Chronic and terminal pain cause myriad personal, interpersonal, and socioeconomic problems. In what can only be described as sadly ironic, the most effective pain relievers currently available, all of which are opioids, have side effects that can cause problems that are as bad as the pain the drugs are administered to control. The most troublesome and well-known side effects include altered mentation/sedation, physical dependence, respiratory depression, constipation, and androgen deficiency. For example, cancer pain can be managed effectively with powerful opioids, but at the expense of rendering the person suffering from the pain nearly comatose. In non-terminal, chronic pain patients, physical dependency can lead to job loss and ultimately death by respiratory failure from overdose.
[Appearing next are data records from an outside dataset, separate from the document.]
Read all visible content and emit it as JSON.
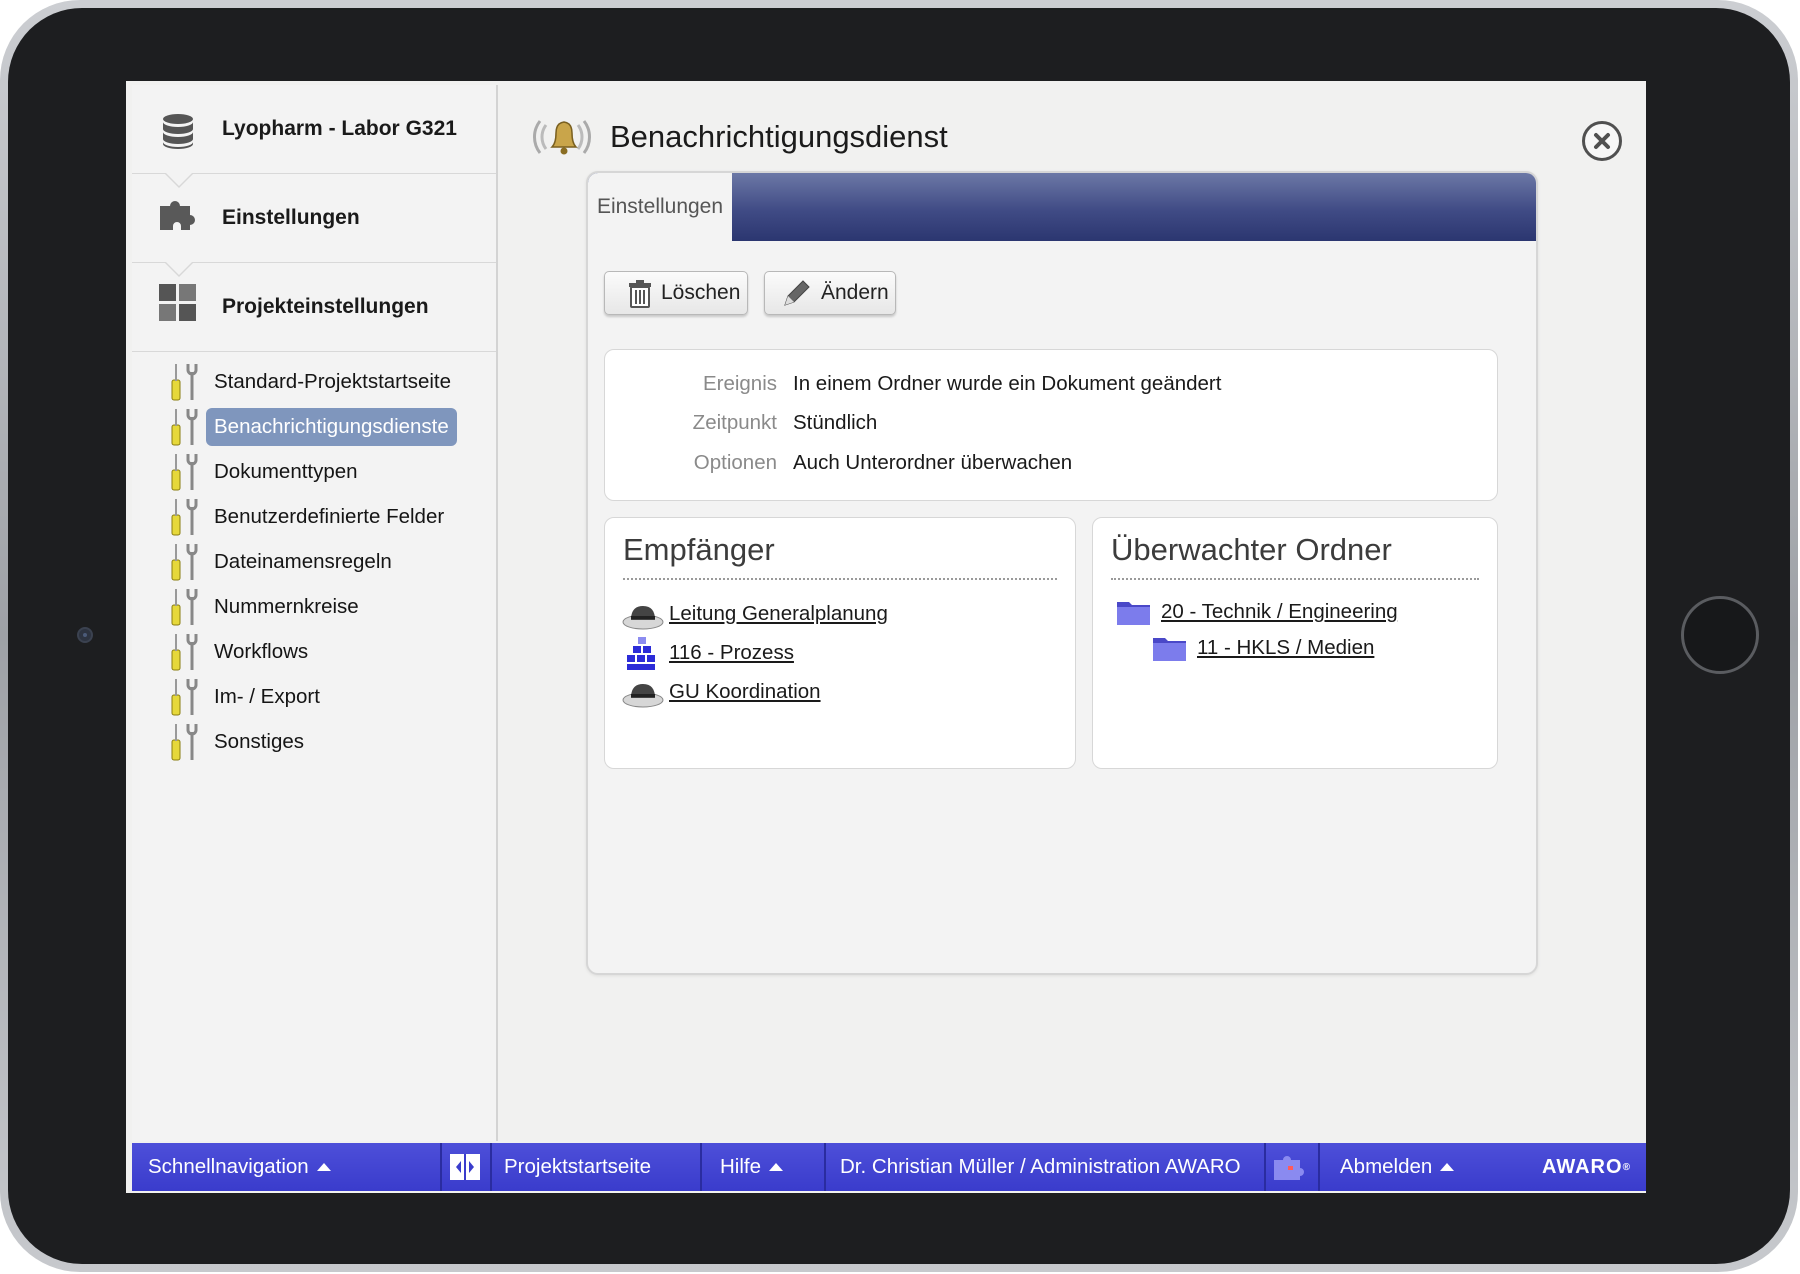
{
  "sidebar": {
    "project_name": "Lyopharm - Labor G321",
    "section_settings": "Einstellungen",
    "section_project_settings": "Projekteinstellungen",
    "items": [
      {
        "label": "Standard-Projektstartseite",
        "active": false
      },
      {
        "label": "Benachrichtigungsdienste",
        "active": true
      },
      {
        "label": "Dokumenttypen",
        "active": false
      },
      {
        "label": "Benutzerdefinierte Felder",
        "active": false
      },
      {
        "label": "Dateinamensregeln",
        "active": false
      },
      {
        "label": "Nummernkreise",
        "active": false
      },
      {
        "label": "Workflows",
        "active": false
      },
      {
        "label": "Im- / Export",
        "active": false
      },
      {
        "label": "Sonstiges",
        "active": false
      }
    ]
  },
  "main": {
    "title": "Benachrichtigungsdienst",
    "tab_label": "Einstellungen",
    "buttons": {
      "delete": "Löschen",
      "edit": "Ändern"
    },
    "info": [
      {
        "key": "Ereignis",
        "value": "In einem Ordner wurde ein Dokument geändert"
      },
      {
        "key": "Zeitpunkt",
        "value": "Stündlich"
      },
      {
        "key": "Optionen",
        "value": "Auch Unterordner überwachen"
      }
    ],
    "recipients": {
      "title": "Empfänger",
      "items": [
        {
          "label": "Leitung Generalplanung",
          "icon": "hat-icon"
        },
        {
          "label": "116 - Prozess",
          "icon": "group-blocks-icon"
        },
        {
          "label": "GU Koordination",
          "icon": "hat-icon"
        }
      ]
    },
    "watched_folder": {
      "title": "Überwachter Ordner",
      "items": [
        {
          "label": "20 - Technik / Engineering",
          "level": 0
        },
        {
          "label": "11 - HKLS / Medien",
          "level": 1
        }
      ]
    }
  },
  "bottombar": {
    "quicknav": "Schnellnavigation",
    "project_home": "Projektstartseite",
    "help": "Hilfe",
    "user": "Dr. Christian Müller / Administration AWARO",
    "logout": "Abmelden",
    "brand": "AWARO"
  },
  "colors": {
    "bottombar": "#3f41d0",
    "active_item": "#7f96bd",
    "tab_header": "#404b85"
  }
}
Our current ability to manage chronic and terminal pain puts many sufferers in a catch 22: treat the pain but get the side effects, avoid the side effects but live with the pain. The ideal solution to the chronic and terminal pain conundrum would be to develop or discover methods to control pain that are as effective as opioids but without the systemic side effects. In short, new pain relief treatments should only target that which is generating the pain. Fortunately, a group from Flinders Medical Centre in South Australia is doing just that. Medical News Today reports that lead researcher, Associate Professor Nick Spencer, and his team have developed a technique to identify precisely which nerve endings detect painful stimuli. They then developed a method to inject a harmless virus into the site from which the pain originates that travels to the spinal cord and shuts off a channel to the affected nerve endings that is essential for pain perception. As Spencer noted, “shutting off the pain is not instant, it can take days to weeks, but the big advantage is that pain can be suppressed for long periods without the classic side effects of current pain therapies.”
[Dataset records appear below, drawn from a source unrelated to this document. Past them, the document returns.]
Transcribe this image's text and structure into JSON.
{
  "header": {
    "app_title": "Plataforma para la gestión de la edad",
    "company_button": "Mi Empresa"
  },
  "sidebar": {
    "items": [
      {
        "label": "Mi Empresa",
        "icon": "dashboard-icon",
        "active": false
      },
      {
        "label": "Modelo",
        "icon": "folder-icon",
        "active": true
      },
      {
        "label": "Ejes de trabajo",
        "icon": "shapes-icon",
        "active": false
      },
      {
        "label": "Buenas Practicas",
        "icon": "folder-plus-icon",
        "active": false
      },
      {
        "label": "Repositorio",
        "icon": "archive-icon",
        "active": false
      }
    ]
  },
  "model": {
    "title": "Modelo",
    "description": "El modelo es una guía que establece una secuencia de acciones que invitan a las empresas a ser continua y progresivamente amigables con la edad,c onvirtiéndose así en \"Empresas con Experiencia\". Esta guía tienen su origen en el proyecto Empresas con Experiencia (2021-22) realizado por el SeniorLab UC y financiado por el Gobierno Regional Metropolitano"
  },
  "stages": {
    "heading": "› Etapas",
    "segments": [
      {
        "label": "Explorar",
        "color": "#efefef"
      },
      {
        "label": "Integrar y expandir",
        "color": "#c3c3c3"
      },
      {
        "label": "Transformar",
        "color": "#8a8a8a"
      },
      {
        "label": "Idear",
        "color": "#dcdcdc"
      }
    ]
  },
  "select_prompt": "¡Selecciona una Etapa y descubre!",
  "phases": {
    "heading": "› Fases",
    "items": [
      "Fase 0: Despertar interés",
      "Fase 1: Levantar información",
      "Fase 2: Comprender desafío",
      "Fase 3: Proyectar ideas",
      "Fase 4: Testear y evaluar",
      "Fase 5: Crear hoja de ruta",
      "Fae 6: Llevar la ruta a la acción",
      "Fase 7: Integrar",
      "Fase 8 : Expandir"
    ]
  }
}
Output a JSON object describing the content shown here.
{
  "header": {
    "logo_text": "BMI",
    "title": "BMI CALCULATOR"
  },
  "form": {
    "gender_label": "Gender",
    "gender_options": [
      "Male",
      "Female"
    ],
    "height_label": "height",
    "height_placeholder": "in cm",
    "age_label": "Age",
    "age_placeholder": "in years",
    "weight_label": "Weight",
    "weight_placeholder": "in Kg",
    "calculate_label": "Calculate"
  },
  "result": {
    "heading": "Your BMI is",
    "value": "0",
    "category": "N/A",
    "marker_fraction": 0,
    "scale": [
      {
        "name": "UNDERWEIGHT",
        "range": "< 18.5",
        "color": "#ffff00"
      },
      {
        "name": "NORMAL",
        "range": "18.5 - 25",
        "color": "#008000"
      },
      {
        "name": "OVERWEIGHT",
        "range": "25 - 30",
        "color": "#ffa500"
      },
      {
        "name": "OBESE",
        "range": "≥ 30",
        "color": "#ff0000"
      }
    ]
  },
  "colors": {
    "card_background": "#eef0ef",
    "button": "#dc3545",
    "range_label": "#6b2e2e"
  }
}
The team’s current research focused on incurable pain located in the stomach and intestines, but Spencer believes the technique will have broader applications. This would be exciting news for everyone and would be especially welcome in the claim handling community as chronic pain cases are often vexing, expensive, and resource intensive. Any development that could eliminate or at least reduce the use of opioid pain medications in the chronic pain context would have a significant and positive effect on the management of claims involving chronic pain.